Ce que James Taylor a brillamment réussi hier soir, au Centre Bell, n'est pas donné à tout le monde: créer une ambiance décontractée, établir un contact direct avec chaque spectateur et faire une musique pétante de santé à l'aide d'un orchestre - avec une telle équipe, on ne peut plus dire un groupe - soudé et explosif.

Il y a longtemps qu'on avait vu le grand sec du Massachusetts - 11 ans presque jour pour jour. Mais on ne perdait rien pour attendre parce que, à son groupe de base et aux quatre chanteurs dont il s'entoure habituellement, il a greffé cette année deux cuivres: le trompettiste Walt Fowler et le saxophoniste vedette Lou Marini, ci-devant des Blues Brothers.

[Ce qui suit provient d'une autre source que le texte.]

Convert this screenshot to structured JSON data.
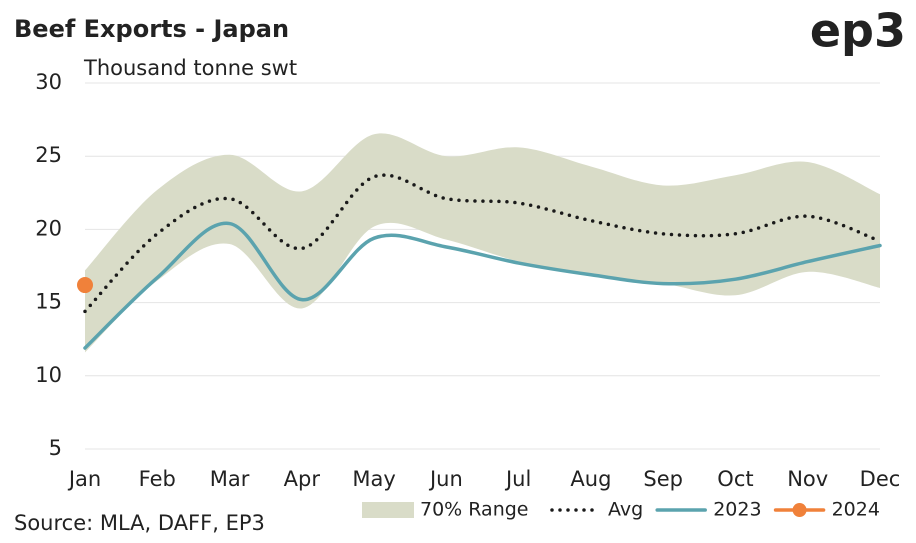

Avec un batteur de premier plan comme Steve Gadd, un guitariste d'expérience comme Michael Landau, qui peut être un accompagnateur discret puis vous servir l'instant d'après un solo torride pendant Steamroller Blues, Taylor était équipé pour veiller tard. C'est exactement ce qu'il a fait en nous servant 27 chansons en plus de deux heures, entrecoupées d'un entracte.

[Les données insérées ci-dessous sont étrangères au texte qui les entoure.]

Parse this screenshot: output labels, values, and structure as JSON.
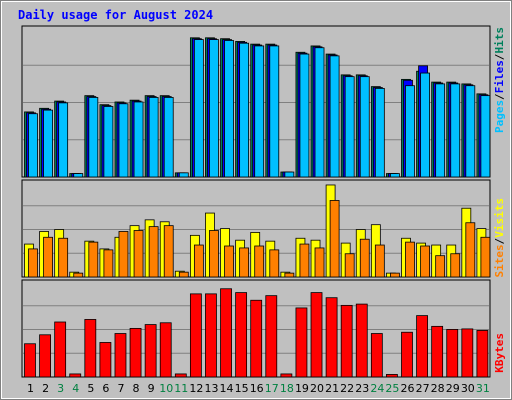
{
  "title": "Daily usage for August 2024",
  "panels": {
    "top": {
      "ymax_label": "16262",
      "legend": {
        "pages": "Pages",
        "files": "Files",
        "hits": "Hits",
        "sep": "/"
      }
    },
    "middle": {
      "ymax_label": "480",
      "legend": {
        "sites": "Sites",
        "visits": "Visits",
        "sep": "/"
      }
    },
    "bottom": {
      "ymax_label": "363544",
      "legend": {
        "kbytes": "KBytes"
      }
    }
  },
  "colors": {
    "background": "#c0c0c0",
    "plot_bg": "#c0c0c0",
    "grid": "#808080",
    "hits": "#00805c",
    "files": "#0000ff",
    "pages": "#00c0ff",
    "visits": "#ffff00",
    "sites": "#ff8000",
    "kbytes": "#ff0000",
    "title": "#0000ff",
    "weekend_label": "#008040"
  },
  "chart_data": [
    {
      "type": "bar",
      "title": "Daily usage for August 2024",
      "categories": [
        "1",
        "2",
        "3",
        "4",
        "5",
        "6",
        "7",
        "8",
        "9",
        "10",
        "11",
        "12",
        "13",
        "14",
        "15",
        "16",
        "17",
        "18",
        "19",
        "20",
        "21",
        "22",
        "23",
        "24",
        "25",
        "26",
        "27",
        "28",
        "29",
        "30",
        "31"
      ],
      "weekend_days": [
        "3",
        "4",
        "10",
        "11",
        "17",
        "18",
        "24",
        "25",
        "31"
      ],
      "ymax": 16262,
      "series": [
        {
          "name": "Hits",
          "values": [
            7200,
            7600,
            8400,
            380,
            9000,
            8000,
            8300,
            8500,
            9000,
            9000,
            460,
            15400,
            15400,
            15300,
            15000,
            14700,
            14700,
            550,
            13800,
            14500,
            13600,
            11300,
            11300,
            10000,
            380,
            10800,
            11700,
            10500,
            10500,
            10300,
            9200
          ]
        },
        {
          "name": "Files",
          "values": [
            7100,
            7500,
            8300,
            380,
            8900,
            7900,
            8200,
            8400,
            8900,
            8900,
            460,
            15300,
            15300,
            15200,
            14900,
            14600,
            14600,
            550,
            13700,
            14400,
            13500,
            11200,
            11200,
            9900,
            380,
            10700,
            12300,
            10400,
            10400,
            10200,
            9100
          ]
        },
        {
          "name": "Pages",
          "values": [
            7000,
            7400,
            8200,
            380,
            8800,
            7800,
            8100,
            8300,
            8800,
            8800,
            460,
            15200,
            15200,
            15100,
            14800,
            14500,
            14500,
            550,
            13600,
            14300,
            13400,
            11100,
            11100,
            9800,
            380,
            10100,
            11500,
            10300,
            10300,
            10100,
            9000
          ]
        }
      ]
    },
    {
      "type": "bar",
      "categories": [
        "1",
        "2",
        "3",
        "4",
        "5",
        "6",
        "7",
        "8",
        "9",
        "10",
        "11",
        "12",
        "13",
        "14",
        "15",
        "16",
        "17",
        "18",
        "19",
        "20",
        "21",
        "22",
        "23",
        "24",
        "25",
        "26",
        "27",
        "28",
        "29",
        "30",
        "31"
      ],
      "ymax": 480,
      "series": [
        {
          "name": "Visits",
          "values": [
            170,
            235,
            245,
            25,
            185,
            145,
            205,
            265,
            295,
            285,
            30,
            215,
            330,
            250,
            190,
            230,
            185,
            25,
            200,
            190,
            475,
            175,
            245,
            270,
            20,
            200,
            175,
            165,
            165,
            355,
            250
          ]
        },
        {
          "name": "Sites",
          "values": [
            145,
            205,
            200,
            20,
            180,
            140,
            235,
            240,
            260,
            265,
            25,
            165,
            240,
            160,
            150,
            160,
            140,
            20,
            170,
            150,
            395,
            120,
            195,
            165,
            20,
            180,
            160,
            110,
            120,
            280,
            205
          ]
        }
      ]
    },
    {
      "type": "bar",
      "categories": [
        "1",
        "2",
        "3",
        "4",
        "5",
        "6",
        "7",
        "8",
        "9",
        "10",
        "11",
        "12",
        "13",
        "14",
        "15",
        "16",
        "17",
        "18",
        "19",
        "20",
        "21",
        "22",
        "23",
        "24",
        "25",
        "26",
        "27",
        "28",
        "29",
        "30",
        "31"
      ],
      "ymax": 363544,
      "series": [
        {
          "name": "KBytes",
          "values": [
            130000,
            165000,
            215000,
            12000,
            225000,
            135000,
            170000,
            190000,
            205000,
            212000,
            12000,
            325000,
            325000,
            345000,
            330000,
            300000,
            318000,
            12000,
            270000,
            330000,
            310000,
            280000,
            285000,
            170000,
            10000,
            175000,
            240000,
            198000,
            186000,
            188000,
            182000
          ]
        }
      ]
    }
  ]
}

La différence avec les tournées précédentes, c'est que celle de 2008 est axée sur le nouvel album de JT, prévu à l'automne, qui contiendra 12 chansons empruntées à d'autres artistes (des covers, dans le jargon du métier). Il nous en a chanté un peu moins d'une dizaine, hier, et c'était très convaincant, pour deux raisons.

D'abord, Taylor a toujours trippé musique noire, rhythm and blues, soul et doo-wop. Alors quand il reprend It's Growing, des Temptations, Get a Job, des Silhouettes, ou des choses plus funky comme In The Midnight Hour, de Wilson Pickett, et Knock On Wood, d'Eddie Floyd, on sent le plaisir réel qu'il a à plonger jusqu'au cou dans cette musique organique.

Ensuite, comme, depuis toujours, James Taylor a chanté des chansons que d'autres avaient créées, on en vient à les considérer comme siennes. Je pense à Handy Man, à How Sweet It Is ou même à l'immortelle You've Got a Friend, qui ont fait le bonheur des 8000 spectateurs venus l'applaudir hier soir.

En plus, on a eu droit à Fire and Rain (qu'il ne chante pas partout), à Sweet Baby James, à une Steamroller Blues ex-tra-or-di-nai-re de vitalité avec un Taylor clownesque («un peu excessif, peut-être, quelle honte!» a dit Taylor en français alors que tout le monde était visiblement soufflé), mais aussi à Country Road et au doublé Shower The People/Your Smiling Face avant les rappels. Personne n'a eu l'idée de lui reprocher ses nombreux emprunts.

Voilà déjà un beau programme pour une soirée de fête réussie. Ajoutez-y James Taylor et on obtient un concert mémorable. Taylor a un charisme fou, une personnalité qui séduit instantanément par sa simplicité, son humour et son sens de la répartie. Rares sont ceux qui savent aussi bien jouer avec le public. Ajoutons à cela et un sourire irrésistible, dont il n'était pas conscient jusqu'à tout récemment.

En plus, le monsieur a de la classe à revendre. Hier, il a souvent parlé au public dans un français plus que convenable, quitte à chercher ses mots de temps en temps: «Comment dit-on nephew en français?» Il fallait l'entendre raconter, toujours en français, comment, au Troubadour de Los Angeles, Carole King lui a donné You've Got a Friend sans qu'il se doute qu'il allait devoir la chanter tous les soirs depuis. Pas mal, pour un homme de 60 ans qui a appris notre langue alors qu'il fréquentait une colonie de vacances.

La classe, c'est aussi répéter Suzanne de Leonard Cohen l'après-midi même et la chanter pour la première fois sur scène comme un cadeau au public montréalais. Un cadeau, mais aussi un au revoir, en espérant qu'il ne nous fasse pas patienter 11 autres années pour nous livrer à domicile deux heures de bonheur qu'on n'est pas près d'oublier.